I suppose there is a simple answer to the question: "What makes a good stock?" A good stock is one that enables us to make a profit. By that definition, a stock whose price is dropping dramatically can be a good stock for us if we have shorted it or bought puts on it or in some fashion have set up a trade that is designed to make money when the stock price falls. If not a good stock, it is at least one that provides a good result. On the other hand, I am aware that many, if not most, retail traders seek stocks that are going up in price. They are bullish by nature and define a good stock as one that is increasing in price. For the purposes of the remainder of this article, I'll go along with the idea that a stock making a bullish move or one in which we can profit from a move to the upside is a good stock.
The next question, then, is what makes a good stock. All too often in my view, retail traders and investors confuse a good company with a good stock. If we look back over the last 5+ years (beginning January 2005), as an example, we can see that there are many good companies that simply have not had good stock as defined by an increase in value over the period. Take the Dow 30 Industrials for example. The companies in the Dow are well known and the index is followed by almost everyone who pays any attention at all to the markets. These companies are generally regarded as giants in their respective fields, but how have they done over the last 5 years? In terms of capital appreciation have the Dow 30 been good stocks during that period? Looking, for the moment, at those that have not split during those last 5 years, we can see that as of June 1st, many are trading at less than they were at the beginning of 2005. Among those that are down from their price at the beginning of 2005 to the time of this writing on June 1st are: AA, AXP, BAC, DD, GE, HD, INTC, JNJ, KFT, MMM, PFE, T, and VZ. Some like JPM and MSFT are trading near the same price they were trading back at the beginning of 2005. In other words, even after the relatively strong run-up from March, 2009 to the present about half of the Dow, arguably some of the best and strongest companies in the world, stood still or lost ground.

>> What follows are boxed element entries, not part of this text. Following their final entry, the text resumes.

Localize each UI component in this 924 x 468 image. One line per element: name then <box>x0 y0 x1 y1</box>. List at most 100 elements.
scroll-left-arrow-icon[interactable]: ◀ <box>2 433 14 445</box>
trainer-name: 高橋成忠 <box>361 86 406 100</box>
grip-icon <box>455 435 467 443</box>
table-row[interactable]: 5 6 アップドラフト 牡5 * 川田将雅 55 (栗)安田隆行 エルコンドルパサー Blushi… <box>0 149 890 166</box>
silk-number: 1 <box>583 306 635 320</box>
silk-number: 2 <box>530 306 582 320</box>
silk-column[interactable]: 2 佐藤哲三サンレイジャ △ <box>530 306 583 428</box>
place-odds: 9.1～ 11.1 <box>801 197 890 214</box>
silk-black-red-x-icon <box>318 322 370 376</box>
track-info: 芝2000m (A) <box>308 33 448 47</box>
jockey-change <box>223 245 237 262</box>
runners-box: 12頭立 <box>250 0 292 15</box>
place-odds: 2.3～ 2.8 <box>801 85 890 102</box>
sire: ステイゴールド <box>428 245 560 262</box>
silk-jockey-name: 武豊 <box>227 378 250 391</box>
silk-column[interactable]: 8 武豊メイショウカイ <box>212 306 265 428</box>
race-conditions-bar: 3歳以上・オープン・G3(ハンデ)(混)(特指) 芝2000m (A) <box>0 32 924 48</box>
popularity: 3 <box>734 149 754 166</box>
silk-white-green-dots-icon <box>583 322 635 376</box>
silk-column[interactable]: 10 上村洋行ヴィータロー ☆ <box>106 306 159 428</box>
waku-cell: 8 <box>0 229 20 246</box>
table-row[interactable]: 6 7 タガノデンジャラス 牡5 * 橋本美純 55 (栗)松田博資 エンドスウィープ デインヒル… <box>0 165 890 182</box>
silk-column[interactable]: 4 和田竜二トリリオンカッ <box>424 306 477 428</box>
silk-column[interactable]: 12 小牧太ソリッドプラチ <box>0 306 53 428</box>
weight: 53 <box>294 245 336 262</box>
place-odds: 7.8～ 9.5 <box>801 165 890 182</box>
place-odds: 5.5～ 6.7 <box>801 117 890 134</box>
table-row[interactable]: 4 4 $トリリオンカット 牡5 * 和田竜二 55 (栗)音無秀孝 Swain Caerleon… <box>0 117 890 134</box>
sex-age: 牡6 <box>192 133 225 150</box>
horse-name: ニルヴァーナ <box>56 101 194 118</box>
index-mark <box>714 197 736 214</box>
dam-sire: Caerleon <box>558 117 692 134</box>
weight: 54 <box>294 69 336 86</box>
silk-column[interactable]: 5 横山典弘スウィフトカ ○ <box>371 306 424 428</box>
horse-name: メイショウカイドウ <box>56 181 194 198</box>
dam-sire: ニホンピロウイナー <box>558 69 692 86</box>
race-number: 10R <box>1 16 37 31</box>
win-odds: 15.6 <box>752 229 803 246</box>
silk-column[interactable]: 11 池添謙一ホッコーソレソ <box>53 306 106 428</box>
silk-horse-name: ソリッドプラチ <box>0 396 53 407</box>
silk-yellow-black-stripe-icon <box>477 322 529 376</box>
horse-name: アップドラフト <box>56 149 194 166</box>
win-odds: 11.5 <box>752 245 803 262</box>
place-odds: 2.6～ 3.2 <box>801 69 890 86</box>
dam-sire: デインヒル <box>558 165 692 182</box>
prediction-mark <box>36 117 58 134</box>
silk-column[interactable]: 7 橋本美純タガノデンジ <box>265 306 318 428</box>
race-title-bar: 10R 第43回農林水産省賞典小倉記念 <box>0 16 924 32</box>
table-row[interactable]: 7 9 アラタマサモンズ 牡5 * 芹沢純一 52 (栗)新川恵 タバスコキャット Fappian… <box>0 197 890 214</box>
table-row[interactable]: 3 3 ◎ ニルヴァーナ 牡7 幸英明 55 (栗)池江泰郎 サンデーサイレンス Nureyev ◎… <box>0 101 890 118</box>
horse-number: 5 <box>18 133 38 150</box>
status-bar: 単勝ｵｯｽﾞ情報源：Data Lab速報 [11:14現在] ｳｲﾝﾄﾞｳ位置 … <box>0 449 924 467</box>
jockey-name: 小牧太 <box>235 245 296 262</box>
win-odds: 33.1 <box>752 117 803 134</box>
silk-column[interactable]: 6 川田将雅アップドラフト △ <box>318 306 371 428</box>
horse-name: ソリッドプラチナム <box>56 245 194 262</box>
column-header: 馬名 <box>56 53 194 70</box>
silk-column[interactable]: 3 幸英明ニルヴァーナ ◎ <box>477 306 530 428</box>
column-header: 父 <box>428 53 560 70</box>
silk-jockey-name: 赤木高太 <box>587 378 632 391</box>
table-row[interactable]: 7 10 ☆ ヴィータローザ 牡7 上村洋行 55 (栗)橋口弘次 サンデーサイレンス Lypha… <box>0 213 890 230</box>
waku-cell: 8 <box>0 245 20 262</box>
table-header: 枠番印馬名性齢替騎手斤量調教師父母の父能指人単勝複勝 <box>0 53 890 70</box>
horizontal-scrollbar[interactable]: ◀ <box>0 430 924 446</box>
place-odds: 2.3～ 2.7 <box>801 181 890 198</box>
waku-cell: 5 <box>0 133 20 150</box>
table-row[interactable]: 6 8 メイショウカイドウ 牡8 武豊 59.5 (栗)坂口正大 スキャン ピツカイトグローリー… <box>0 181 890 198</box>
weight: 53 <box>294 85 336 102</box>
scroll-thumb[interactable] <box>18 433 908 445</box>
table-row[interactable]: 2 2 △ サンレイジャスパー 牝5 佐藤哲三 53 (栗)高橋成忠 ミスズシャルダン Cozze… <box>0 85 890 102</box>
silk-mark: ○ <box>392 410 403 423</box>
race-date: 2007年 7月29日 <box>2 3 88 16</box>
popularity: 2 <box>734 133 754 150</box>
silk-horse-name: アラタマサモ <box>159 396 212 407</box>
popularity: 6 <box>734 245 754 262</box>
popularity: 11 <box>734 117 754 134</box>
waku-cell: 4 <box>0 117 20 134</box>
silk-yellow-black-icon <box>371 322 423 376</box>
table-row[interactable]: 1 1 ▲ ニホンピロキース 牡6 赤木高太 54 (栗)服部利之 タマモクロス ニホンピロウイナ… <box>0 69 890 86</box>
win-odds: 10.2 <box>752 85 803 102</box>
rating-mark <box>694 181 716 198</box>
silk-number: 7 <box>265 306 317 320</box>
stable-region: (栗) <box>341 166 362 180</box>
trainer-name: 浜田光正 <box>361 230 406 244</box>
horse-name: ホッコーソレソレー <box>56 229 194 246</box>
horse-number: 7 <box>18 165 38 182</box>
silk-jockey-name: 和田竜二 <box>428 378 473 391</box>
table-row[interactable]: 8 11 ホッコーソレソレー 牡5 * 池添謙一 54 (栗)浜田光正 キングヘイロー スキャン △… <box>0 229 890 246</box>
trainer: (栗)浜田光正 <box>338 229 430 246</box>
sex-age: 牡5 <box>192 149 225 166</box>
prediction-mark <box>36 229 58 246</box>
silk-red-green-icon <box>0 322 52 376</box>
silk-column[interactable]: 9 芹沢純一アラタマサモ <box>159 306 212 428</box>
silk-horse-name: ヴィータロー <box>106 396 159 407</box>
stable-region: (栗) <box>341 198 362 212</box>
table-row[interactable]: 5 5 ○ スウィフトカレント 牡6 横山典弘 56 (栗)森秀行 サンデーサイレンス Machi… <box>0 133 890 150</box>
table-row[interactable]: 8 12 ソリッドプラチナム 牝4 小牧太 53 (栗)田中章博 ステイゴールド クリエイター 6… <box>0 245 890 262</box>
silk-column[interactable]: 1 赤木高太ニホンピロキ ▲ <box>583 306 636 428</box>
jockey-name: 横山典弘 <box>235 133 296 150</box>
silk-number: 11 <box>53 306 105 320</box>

The only conclusions I draw from those facts are that a good company is not necessarily a good stock (in terms of capital appreciation over a given period of time) and buying and holding even great companies may leave the investor very disappointed over time.
Obviously there are other elements besides capital appreciation that a given investor or trader may consider when defining for himself what may be a good stock. Certainly, perceived safety may be a consideration as might be the frequency and yield of dividends. So much of the definition of what is a good stock must come from the goals as incorporated into the plan of an investor. It may be that some investors don't care whether the stock they own falls in price over a 5 year period as long as they are receiving regular dividends and can write out of the money covered calls to bring in income while for others it may seem inappropriate to hold a position that is going the wrong way over a 5 year period.

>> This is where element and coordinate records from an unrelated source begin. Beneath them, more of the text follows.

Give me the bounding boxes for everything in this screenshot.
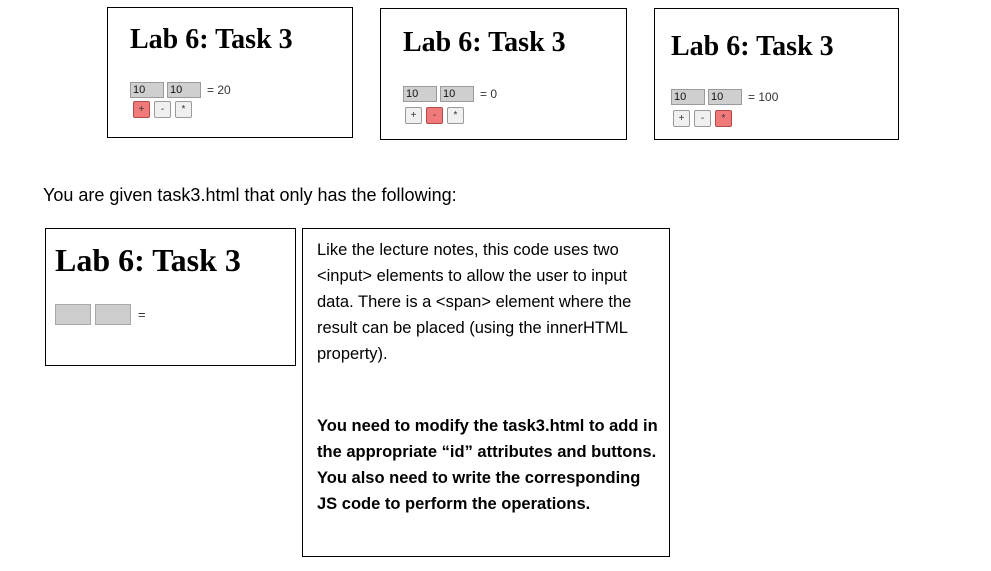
subtract-button[interactable]: - — [694, 110, 711, 127]
given-input-row: = — [55, 304, 146, 325]
empty-input-box — [55, 304, 91, 325]
input-row: = 20 — [130, 82, 231, 98]
intro-text: You are given task3.html that only has t… — [43, 185, 457, 205]
input-row: = 0 — [403, 86, 497, 102]
example-title: Lab 6: Task 3 — [403, 27, 566, 58]
subtract-button[interactable]: - — [154, 101, 171, 118]
second-number-input[interactable] — [167, 82, 201, 98]
input-row: = 100 — [671, 89, 778, 105]
explanation-text: Like the lecture notes, this code uses t… — [317, 241, 632, 363]
first-number-input[interactable] — [671, 89, 705, 105]
example-title: Lab 6: Task 3 — [671, 31, 834, 62]
first-number-input[interactable] — [403, 86, 437, 102]
add-button[interactable]: + — [133, 101, 150, 118]
given-page-panel: Lab 6: Task 3 = — [45, 228, 296, 366]
result-span: = 100 — [748, 90, 779, 104]
example-panel-multiply: Lab 6: Task 3 = 100 + - * — [654, 8, 899, 140]
multiply-button[interactable]: * — [715, 110, 732, 127]
result-span: = 0 — [480, 87, 498, 101]
operation-buttons: + - * — [673, 110, 736, 127]
second-number-input[interactable] — [440, 86, 474, 102]
result-span: = 20 — [207, 83, 231, 97]
multiply-button[interactable]: * — [175, 101, 192, 118]
equals-sign: = — [138, 307, 146, 322]
first-number-input[interactable] — [130, 82, 164, 98]
add-button[interactable]: + — [673, 110, 690, 127]
example-title: Lab 6: Task 3 — [130, 24, 293, 55]
given-title: Lab 6: Task 3 — [55, 242, 241, 278]
operation-buttons: + - * — [405, 107, 468, 124]
multiply-button[interactable]: * — [447, 107, 464, 124]
example-panel-subtract: Lab 6: Task 3 = 0 + - * — [380, 8, 627, 140]
subtract-button[interactable]: - — [426, 107, 443, 124]
instruction-text: You need to modify the task3.html to add… — [317, 417, 658, 513]
explanation-box: Like the lecture notes, this code uses t… — [302, 228, 670, 557]
example-panel-add: Lab 6: Task 3 = 20 + - * — [107, 7, 353, 138]
add-button[interactable]: + — [405, 107, 422, 124]
operation-buttons: + - * — [133, 101, 196, 118]
empty-input-box — [95, 304, 131, 325]
second-number-input[interactable] — [708, 89, 742, 105]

Once again, it comes down to the individual's trading business plan as I have so often emphasized here and about which I have written relatively extensively in both "Trade Your Way to Wealth" and in "Smart Investors Money Machine." My purpose in this article is merely to suggest that defining a "good" stock depends upon who is doing the defining. It is probably a worthwhile effort to take the time and trouble to understand the elements of your own definition.